I was sitting with a few friends in an east London pub at the end of the summer, with some drinks on the table and everyday life in the city going on as usual. Conversation soon led to a discussion about the current refugee crisis; how the 'Jungle' refugee camp in Calais was just 22 miles from the British coast, but a different world in terms of how people were living, just to escape their former lives.

That was when we decided we had to play a part in raising awareness; to show what was happening through a fly-on-the-wall documentary. As our wider friendship group includes professional filmmakers and photographers, we gathered a crew together and travelled to Calais in a minivan we called 'Vinnie Vito'.

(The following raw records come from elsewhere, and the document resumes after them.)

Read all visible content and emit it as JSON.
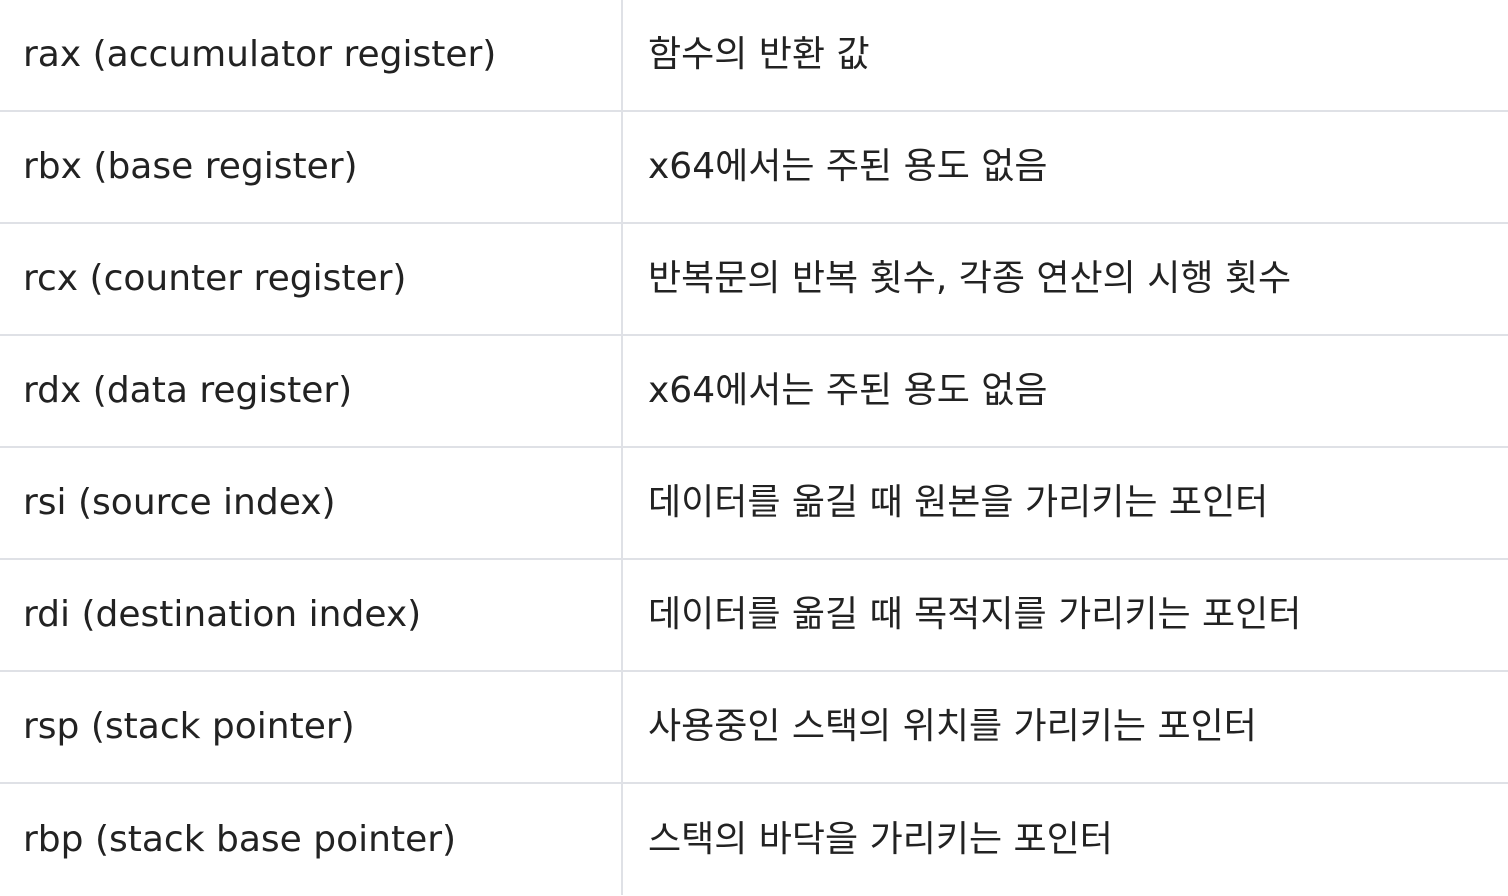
{
  "table": {
    "rows": [
      {
        "register": "rax (accumulator register)",
        "description": "함수의 반환 값"
      },
      {
        "register": "rbx (base register)",
        "description": "x64에서는 주된 용도 없음"
      },
      {
        "register": "rcx (counter register)",
        "description": "반복문의 반복 횟수, 각종 연산의 시행 횟수"
      },
      {
        "register": "rdx (data register)",
        "description": "x64에서는 주된 용도 없음"
      },
      {
        "register": "rsi (source index)",
        "description": "데이터를 옮길 때 원본을 가리키는 포인터"
      },
      {
        "register": "rdi (destination index)",
        "description": "데이터를 옮길 때 목적지를 가리키는 포인터"
      },
      {
        "register": "rsp (stack pointer)",
        "description": "사용중인 스택의 위치를 가리키는 포인터"
      },
      {
        "register": "rbp (stack base pointer)",
        "description": "스택의 바닥을 가리키는 포인터"
      }
    ]
  }
}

The people we met had been on the on the road for months, yet they still smiled and shared their food and water

Our documentary started to expand, and we ended up travelling to mainland Greece, Lesbos, Macedonia, Serbia, Croatia, Slovenia, Austria and Germany to film. As difficult and as demanding as the whole process of documenting this was, we always knew what was waiting for us at home. But they had left their homes behind; miles and miles behind them and now… now what?

These people had been on the road for months, and they had come up across so many different obstacles. Yet they still smiled, they still shared their food and their water, no matter how hungry or thirsty. They shared their stories with passion because they wanted the world to hear them. We want the world to hear them, too.